The old issue is how to deal with traffic imbalances between broadband providers and content providers who tend to send more traffic to broadband providers than they receive from them. The new issue pertains to a new approach to solving those traffic exchange problems – allowing the content provider to put servers in key broadband provider connection points, thereby minimizing the distance content has to travel between the two companies. The goal is to minimize transport costs and enhance the quality of the end user experience. And the fight now seems to be over who controls those arrangements.
The Verizon/Cogent Dispute
Cogent’s CEO told Giga Om that Verizon is “allowing peer connections to degrade” between the two companies. While port speeds interconnecting any two Internet backbones normally would be upgraded when capacity reached 50%, Verizon has not upgraded some ports connecting with Cogent that have reached full capacity, he said. According to Giga Om, Verizon told Cogent that the reason this situation has occurred is that Cogent is “moving traffic for a large video provider” – i.e., Netflix. The Giga Om author speculates that Netflix has become a target of broadband providers that offer competitive services, noting for example that Verizon owns 50% of Redbox, a streaming video service that competes with Netflix.

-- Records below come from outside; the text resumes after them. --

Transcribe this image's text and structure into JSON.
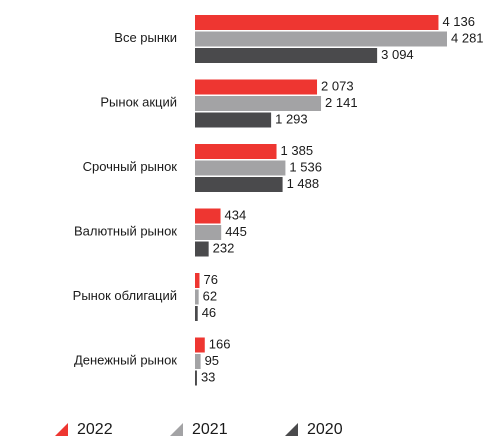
{
  "chart_data": {
    "type": "bar",
    "orientation": "horizontal",
    "categories": [
      "Все рынки",
      "Рынок акций",
      "Срочный рынок",
      "Валютный рынок",
      "Рынок облигаций",
      "Денежный рынок"
    ],
    "series": [
      {
        "name": "2022",
        "color": "#ee3631",
        "values": [
          4136,
          2073,
          1385,
          434,
          76,
          166
        ],
        "value_labels": [
          "4 136",
          "2 073",
          "1 385",
          "434",
          "76",
          "166"
        ]
      },
      {
        "name": "2021",
        "color": "#a3a3a5",
        "values": [
          4281,
          2141,
          1536,
          445,
          62,
          95
        ],
        "value_labels": [
          "4 281",
          "2 141",
          "1 536",
          "445",
          "62",
          "95"
        ]
      },
      {
        "name": "2020",
        "color": "#4a4a4c",
        "values": [
          3094,
          1293,
          1488,
          232,
          46,
          33
        ],
        "value_labels": [
          "3 094",
          "1 293",
          "1 488",
          "232",
          "46",
          "33"
        ]
      }
    ]
  }
}
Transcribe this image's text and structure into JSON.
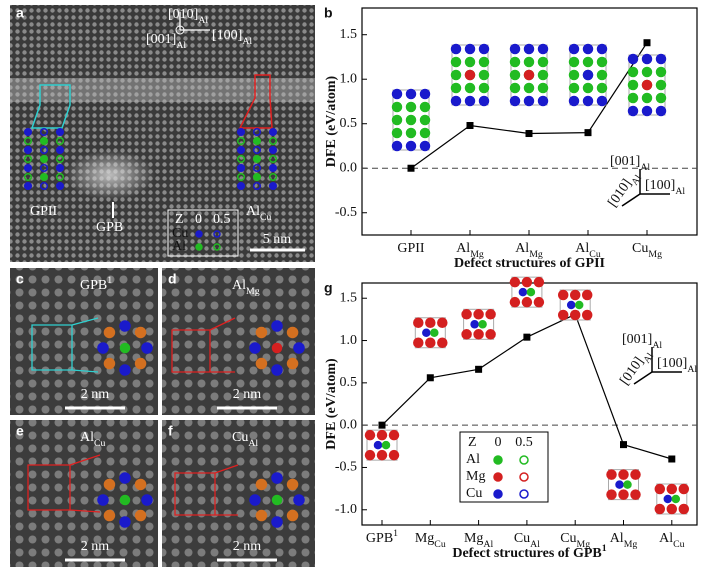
{
  "panel_a": {
    "letter": "a",
    "axes": [
      {
        "base": "[010]",
        "sub": "Al"
      },
      {
        "base": "[100]",
        "sub": "Al"
      },
      {
        "base": "[001]",
        "sub": "Al"
      }
    ],
    "labels": [
      "GPII",
      "GPB",
      {
        "base": "Al",
        "sub": "Cu"
      }
    ],
    "scale_bar": "5 nm",
    "legend": {
      "z": "Z",
      "z_values": [
        "0",
        "0.5"
      ],
      "elements": [
        "Cu",
        "Al"
      ],
      "colors": [
        "#1a1acc",
        "#22bb22"
      ]
    }
  },
  "panel_c": {
    "letter": "c",
    "label": {
      "base": "GPB",
      "sup": "1"
    },
    "scale_bar": "2 nm"
  },
  "panel_d": {
    "letter": "d",
    "label": {
      "base": "Al",
      "sub": "Mg"
    },
    "scale_bar": "2 nm"
  },
  "panel_e": {
    "letter": "e",
    "label": {
      "base": "Al",
      "sub": "Cu"
    },
    "scale_bar": "2 nm"
  },
  "panel_f": {
    "letter": "f",
    "label": {
      "base": "Cu",
      "sub": "Al"
    },
    "scale_bar": "2 nm"
  },
  "chart_data": [
    {
      "type": "line",
      "letter": "b",
      "y_label": "DFE (eV/atom)",
      "x_label": "Defect structures of GPII",
      "categories": [
        {
          "base": "GPII"
        },
        {
          "base": "Al",
          "sub": "Mg"
        },
        {
          "base": "Al",
          "sub": "Mg"
        },
        {
          "base": "Al",
          "sub": "Cu"
        },
        {
          "base": "Cu",
          "sub": "Mg"
        }
      ],
      "values": [
        0.0,
        0.48,
        0.39,
        0.4,
        1.41
      ],
      "color": "#000000",
      "ylim": [
        -0.75,
        1.8
      ],
      "yticks": [
        -0.5,
        {
          "value": 0,
          "label": "0.0"
        },
        0.5,
        {
          "value": 1,
          "label": "1.0"
        },
        1.5
      ],
      "zero_line": true,
      "axes": [
        {
          "base": "[001]",
          "sub": "Al"
        },
        {
          "base": "[100]",
          "sub": "Al"
        },
        {
          "base": "[010]",
          "sub": "Al"
        }
      ]
    },
    {
      "type": "line",
      "letter": "g",
      "y_label": "DFE (eV/atom)",
      "x_label": {
        "base": "Defect structures of GPB",
        "sup": "1"
      },
      "categories": [
        {
          "base": "GPB",
          "sup": "1"
        },
        {
          "base": "Mg",
          "sub": "Cu"
        },
        {
          "base": "Mg",
          "sub": "Al"
        },
        {
          "base": "Cu",
          "sub": "Al"
        },
        {
          "base": "Cu",
          "sub": "Mg"
        },
        {
          "base": "Al",
          "sub": "Mg"
        },
        {
          "base": "Al",
          "sub": "Cu"
        }
      ],
      "values": [
        0.0,
        0.56,
        0.66,
        1.04,
        1.31,
        -0.23,
        -0.4
      ],
      "color": "#000000",
      "ylim": [
        -1.18,
        1.68
      ],
      "yticks": [
        {
          "value": -1,
          "label": "-1.0"
        },
        -0.5,
        {
          "value": 0,
          "label": "0.0"
        },
        0.5,
        {
          "value": 1,
          "label": "1.0"
        },
        1.5
      ],
      "zero_line": true,
      "axes": [
        {
          "base": "[001]",
          "sub": "Al"
        },
        {
          "base": "[100]",
          "sub": "Al"
        },
        {
          "base": "[010]",
          "sub": "Al"
        }
      ],
      "legend": {
        "z": "Z",
        "z_values": [
          "0",
          "0.5"
        ],
        "elements": [
          "Al",
          "Mg",
          "Cu"
        ],
        "colors": [
          "#22bb22",
          "#d42020",
          "#1a1acc"
        ]
      }
    }
  ]
}
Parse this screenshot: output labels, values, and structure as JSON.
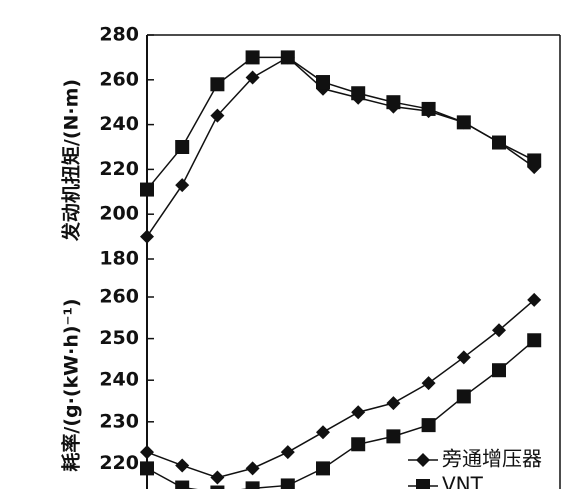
{
  "chart_data": [
    {
      "type": "line",
      "y_label": "发动机扭矩/(N·m)",
      "categories": [
        null,
        null,
        null,
        null,
        null,
        null,
        null,
        null,
        null,
        null,
        null,
        null
      ],
      "series": [
        {
          "name": "旁通增压器",
          "color": "#111111",
          "marker": "diamond",
          "values": [
            190,
            213,
            244,
            261,
            270,
            256,
            252,
            248,
            246,
            241,
            232,
            221
          ]
        },
        {
          "name": "VNT",
          "color": "#111111",
          "marker": "square",
          "values": [
            211,
            230,
            258,
            270,
            270,
            259,
            254,
            250,
            247,
            241,
            232,
            224
          ]
        }
      ],
      "ylim": [
        180,
        280
      ],
      "yticks": [
        180,
        200,
        220,
        240,
        260,
        280
      ]
    },
    {
      "type": "line",
      "y_label": "耗率/(g·(kW·h)⁻¹)",
      "categories": [
        null,
        null,
        null,
        null,
        null,
        null,
        null,
        null,
        null,
        null,
        null,
        null
      ],
      "series": [
        {
          "name": "旁通增压器",
          "color": "#111111",
          "marker": "diamond",
          "values": [
            222.7,
            219.5,
            216.6,
            218.8,
            222.7,
            227.5,
            232.3,
            234.5,
            239.3,
            245.5,
            252,
            259.3
          ]
        },
        {
          "name": "VNT",
          "color": "#111111",
          "marker": "square",
          "values": [
            218.8,
            214.2,
            213,
            214,
            214.7,
            218.8,
            224.6,
            226.5,
            229.2,
            236.1,
            242.4,
            249.6
          ]
        }
      ],
      "ylim": [
        210,
        260
      ],
      "yticks": [
        220,
        230,
        240,
        250,
        260
      ],
      "legend": "lower right"
    }
  ]
}
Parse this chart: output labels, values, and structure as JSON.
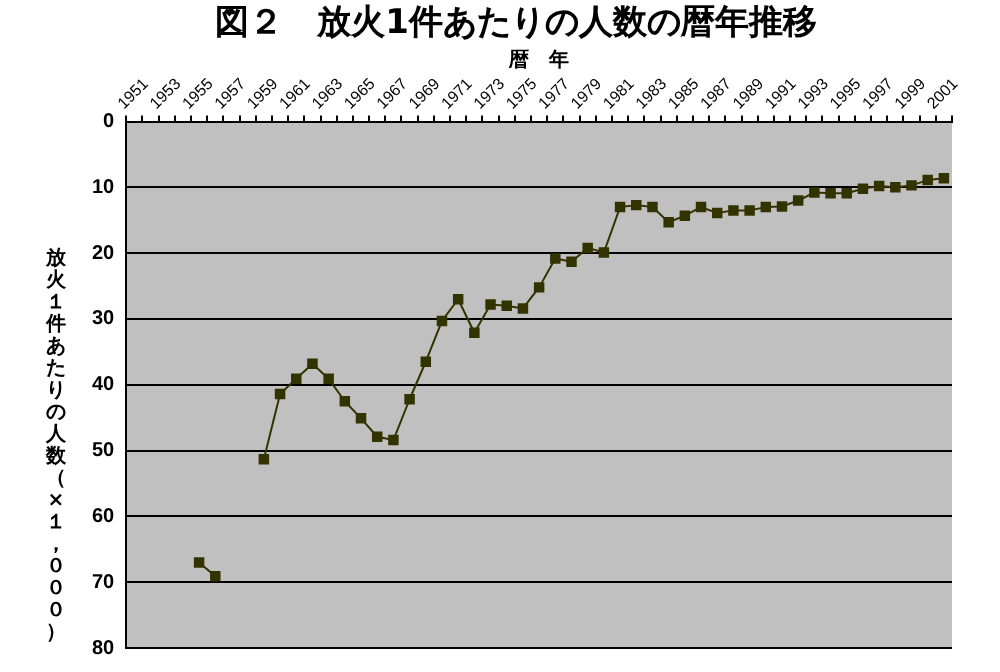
{
  "chart_data": {
    "type": "line",
    "title": "図２　放火1件あたりの人数の暦年推移",
    "xlabel": "暦　年",
    "ylabel": "放火１件あたりの人数（×１，０００）",
    "categories": [
      "1951",
      null,
      "1953",
      null,
      "1955",
      null,
      "1957",
      null,
      "1959",
      null,
      "1961",
      null,
      "1963",
      null,
      "1965",
      null,
      "1967",
      null,
      "1969",
      null,
      "1971",
      null,
      "1973",
      null,
      "1975",
      null,
      "1977",
      null,
      "1979",
      null,
      "1981",
      null,
      "1983",
      null,
      "1985",
      null,
      "1987",
      null,
      "1989",
      null,
      "1991",
      null,
      "1993",
      null,
      "1995",
      null,
      "1997",
      null,
      "1999",
      null,
      "2001"
    ],
    "series": [
      {
        "color": "#333300",
        "values": [
          null,
          null,
          null,
          null,
          67.0,
          69.1,
          null,
          null,
          51.3,
          41.4,
          39.1,
          36.8,
          39.1,
          42.5,
          45.1,
          47.9,
          48.4,
          42.2,
          36.5,
          30.3,
          27.0,
          32.1,
          27.8,
          28.0,
          28.4,
          25.2,
          20.8,
          21.3,
          19.2,
          19.9,
          13.0,
          12.7,
          13.0,
          15.3,
          14.3,
          13.0,
          13.9,
          13.5,
          13.5,
          13.0,
          12.9,
          12.0,
          10.8,
          10.9,
          10.9,
          10.2,
          9.8,
          10.0,
          9.7,
          8.9,
          8.6
        ]
      }
    ],
    "ylim": [
      80,
      0
    ],
    "yticks": [
      0,
      10,
      20,
      30,
      40,
      50,
      60,
      70,
      80
    ],
    "grid": "y",
    "legend": false,
    "marker": "square",
    "line_style": "solid"
  }
}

Verizon quickly responded in its policy blog. “This isn’t a story about Netflix, or about Verizon ‘letting’ anybody’s traffic deteriorate,” wrote a Verizon executive.
According to the blog post, “Cogent is not compliant with one of the basic and long-standing requirements for most settlement-free peering arrangements: that traffic between the providers be roughly in balance. When the traffic loads are not symmetric, the provider with the heavier load typically pays the other for transit.”
Importantly, the author also notes that “solutions such as . . . Partner Ports . . . are designed specifically to provide a cost-effective means of delivering very large volumes of out-of-balance traffic.” According to a Verizon podcast, Partner Ports is a program that enables content providers to locate content servers in key Verizon points of presence to “get content to end users faster” and “get rid of long latency and jitter.”
If this sounds familiar, that’s because Netflix has suggested a similar approach but with different terms and conditions. Netflix at the beginning of the year launched a program called Open Connect, through which it offered to put servers in broadband provider points of presence. But the company didn’t offer to pay for doing that. Instead, it said it would put the servers in for free in exchange for free peering – and to sweeten the deal said that only providers participating in that program would be able to offer their customers Super HD Netflix content.
According to today’s Wall Street Journal, Cablevision Systems and Cox Communications have agreed to these terms. But larger broadband providers – including Comcast, Time Warner Cable, AT&T and Verizon – have not been able to come to an agreement with Netflix about this.